I find myself smiling while listening to this. I haven’t yet decided if it is sheer lunacy or if there is some twisted genius in what this kid is saying. Jerry has leaned back, slowly nodding, while Ron has an “amen, brother” look on his face. Frank looks confused. The silence from all of us lasts long enough that William just continues.

“Anyway, it’s not cheating. Because, what is cheating? Cheating is an affair with someone you know, a personal relationship. Not a professional relationship. An anonymous hooker or massage gal is not cheating.”

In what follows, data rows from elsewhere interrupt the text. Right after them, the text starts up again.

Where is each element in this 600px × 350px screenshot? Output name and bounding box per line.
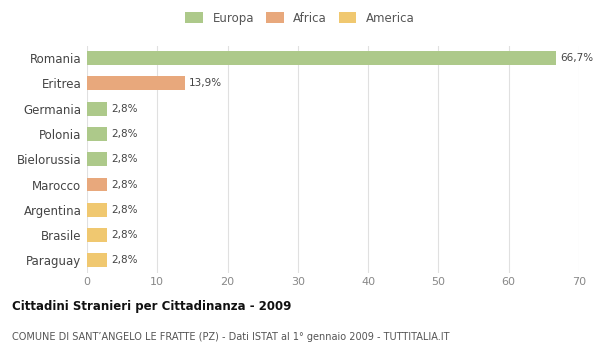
Bar <box>87 152 107 166</box>
Bar <box>87 228 107 242</box>
Bar <box>87 203 107 217</box>
Text: 2,8%: 2,8% <box>111 129 137 139</box>
Text: COMUNE DI SANT’ANGELO LE FRATTE (PZ) - Dati ISTAT al 1° gennaio 2009 - TUTTITALI: COMUNE DI SANT’ANGELO LE FRATTE (PZ) - D… <box>12 331 449 342</box>
Legend: Europa, Africa, America: Europa, Africa, America <box>183 9 417 27</box>
Bar <box>87 51 556 65</box>
Text: 2,8%: 2,8% <box>111 256 137 265</box>
Text: Cittadini Stranieri per Cittadinanza - 2009: Cittadini Stranieri per Cittadinanza - 2… <box>12 300 292 313</box>
Bar <box>87 177 107 191</box>
Bar <box>87 253 107 267</box>
Bar <box>87 127 107 141</box>
Text: 66,7%: 66,7% <box>560 53 593 63</box>
Text: 13,9%: 13,9% <box>189 78 222 89</box>
Text: 2,8%: 2,8% <box>111 180 137 190</box>
Text: 2,8%: 2,8% <box>111 230 137 240</box>
Text: 2,8%: 2,8% <box>111 154 137 164</box>
Text: 2,8%: 2,8% <box>111 104 137 114</box>
Bar <box>87 102 107 116</box>
Text: 2,8%: 2,8% <box>111 205 137 215</box>
Bar <box>87 76 185 90</box>
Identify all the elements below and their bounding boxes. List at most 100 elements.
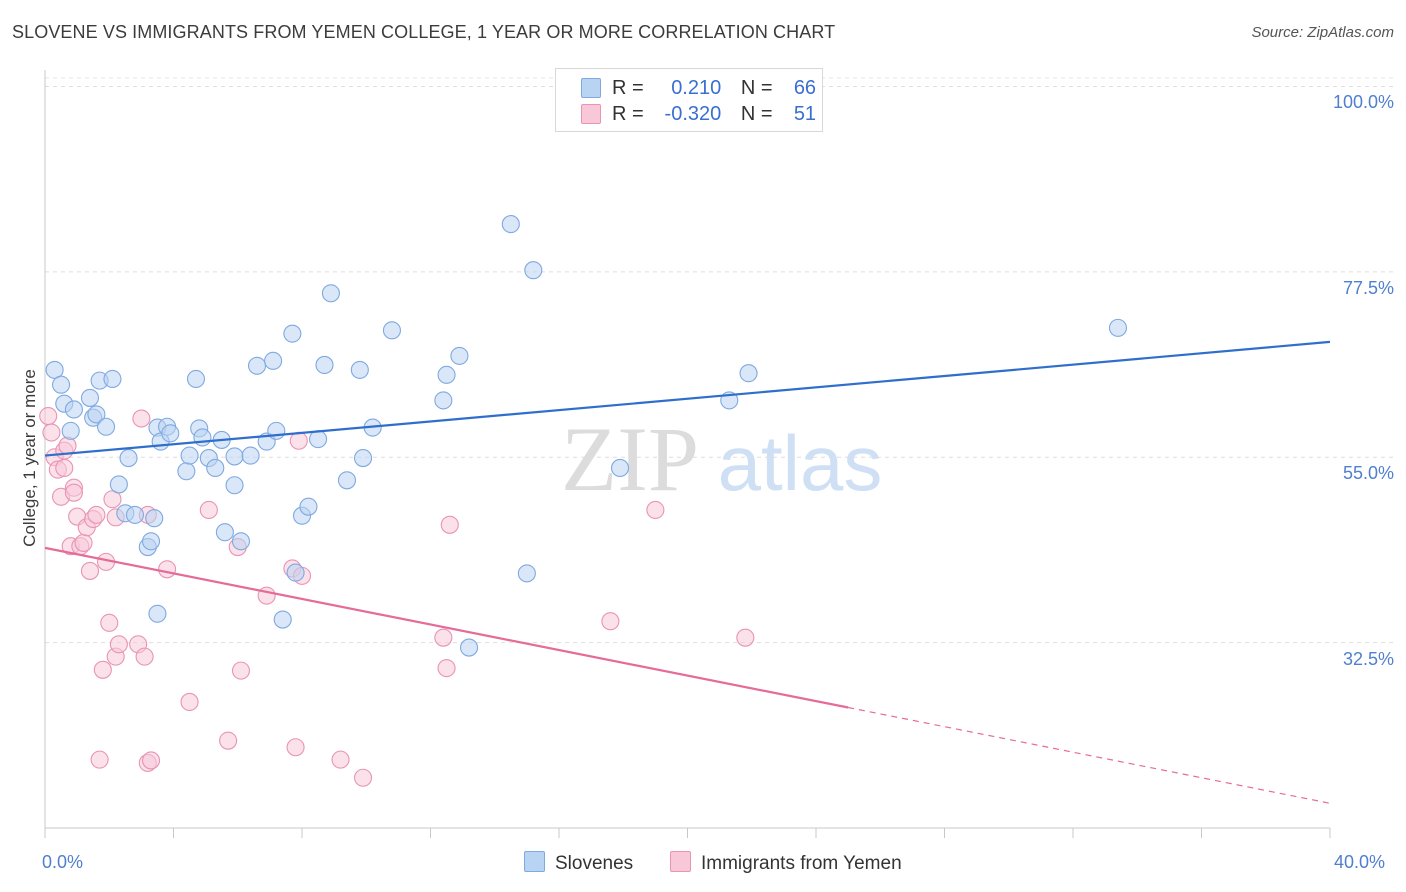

He says this with the tone of a philosopher, like he’s quoting an important passage. The philosophy of William. A one-woman-and-many-hookers man. I turn and get another drink. Not only did Frank not kill the conversation, but we just brought back a red-light district Frankenstein. I’m still pondering William’s theory of personal versus professional cheating, or noncheating. I’m struggling to connect the dots. Good for him if he can get some mileage out of professional noncheating and make it work. I can allow that he is on to something in that there are degrees between the two. I don’t think I could handle being on the receiving end of my wife having an affair and actually developing another relationship that had more meaning than just scratching an itch.

From this happy thought I begin to suffer from another bout of the syndrome I have recently begun to call “what am I doing in a bar with a bunch of twenty-five-year-olds when I’m thirty-five.” Bourbon always helps amplify my mood, for good or ill. In the last twenty minutes it’s been heading down, and fast. This is my career. By day I sell paper from companies whose business I don’t fully understand and could never run. By night, this. I’ve developed no real talents. A few people report to me, but the extent of my management skills is to give them a hard time over cocktails. Every time I think I need to get out and do something else, that thought is followed up with the realization that there is nothing else. What the hell else can I do? This job is all I’ve done for more than a dozen years and I have no other skill, if you can even call this a skill. At least I’m making some money. At thirty-five is it too late to pull out and switch careers? I think better never than late.

“Guys, I feel like crap. I’m going to pull the rip cord and get home.”

“What!” in chorus. “Come on. A couple more drinks and we’ll head over to Scores. We’re already on the East Side.” Jerry attempts the argument of geographic convenience after having dragged us all the way uptown. Home is downtown and farther west, so there isn’t any advantage for me. Plus it has gotten hard to expense strip club bills and we’d probably have to come out of pocket. And I really do feel like crap.

“Not tonight, guys. Enjoy the club, I’m out.” I bolt for the door before they can mount another argument.





3 | ON A PATH


November 15, 2005

I GET IN A CAB AND REST ONE SIDE OF MY FOREHEAD against the glass window. It’s about twenty minutes from J. G. Melon to home. I watch a few pedestrians that we pass on the sidewalk, then close my eyes and my mind drifts. I remember my first time at Bear Stearns when I interviewed and got the job. It’s the kind of memory people can have that feels like yesterday and also another lifetime. The winter of 1992 is my senior year. I drive to Manhattan in my Explorer that has 190,000 miles on it and is worth less than what I pay the garage to park it for three days in the city.